Vous les voyez lors de chaque match de foot, planqués derrière les panneaux publicitaires, armés de leur immense objectif braqué sur les 22 joueurs. Ils saisissent des visages, des gestes et surtout des émotions. Mais qui sont vraiment ces photographes? Bruno Fahy est l'un des plus actifs en Belgique, couvrant plus de 150 matchs. Nous l'avons rencontré et suivi à l'occasion de deux matchs internationaux.

"Mon grand-père développait ses photographies dans un laboratoire aménagé dans la cave. Un jour, il m'a montré comment faire et c'est comme ça que j'ai commencé", commence Bruno, photographe de sport pour l'agence de presse Belga que nous avons rencontré quelques heures avant le match Belgique - Chypre, le 28 mars dernier, dans le décor cosy de la Brasserie du Heysel. L'idée de faire de la photographie son métier et d'en vivre n'est venue que bien plus tard, et sans pour autant savoir que sa passion l'enverrait aux quatre coins de la Belgique et d'Europe pour immortaliser les plus grands matchs, les plus grands joueurs de football. "La photo de sport, c'est venu sur le tard. Au début, ça ne m'intéressait pas plus que ça. C'est arrivé comme ça, un peu par hasard. Je me destinais à la presse quotidienne, au reportage de presse généraliste. Ensuite, l'agence de presse Belga a commencé à m'envoyer un peu plus sur le sport et je me suis pris au jeu". C'est donc à force d'arpenter les terrains de notre Pro League que notre photographe indépendant a pris goût au football. "J'ai commencé à apprécier le foot en faisant de la photo.
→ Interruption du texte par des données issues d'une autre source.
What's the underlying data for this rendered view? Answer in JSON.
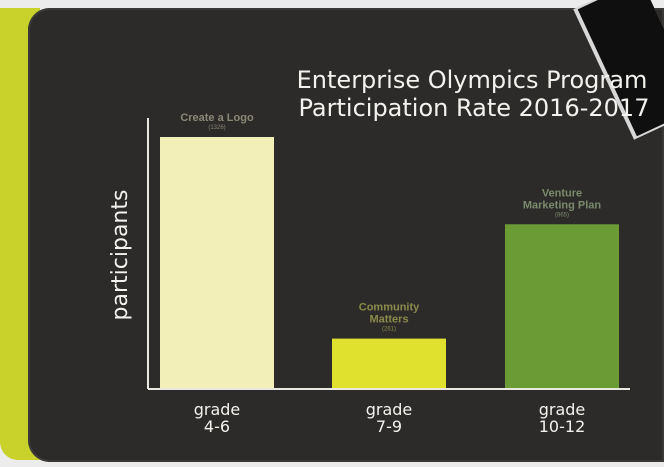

Je n'étais pas du tout un fan de foot alors qu'aujourd’hui, le ballon rond occupe 85% de mon activité professionnelle". Un ballon que ce Namurois âgé de 40 ans ne veut plus lâcher. "Le sport que je préfère photographier, c'est le foot. C'est le sport-roi. Il véhicule tellement d'émotions. Des émotions positives mais aussi de la tristesse, de l'effort. Et puis, tout le monde a, dans sa vie, déjà vu au moins une fois une image de football. Il y a plein d'autres sports photogéniques mais pour moi, c'est le foot. Je ne peux l'expliquer".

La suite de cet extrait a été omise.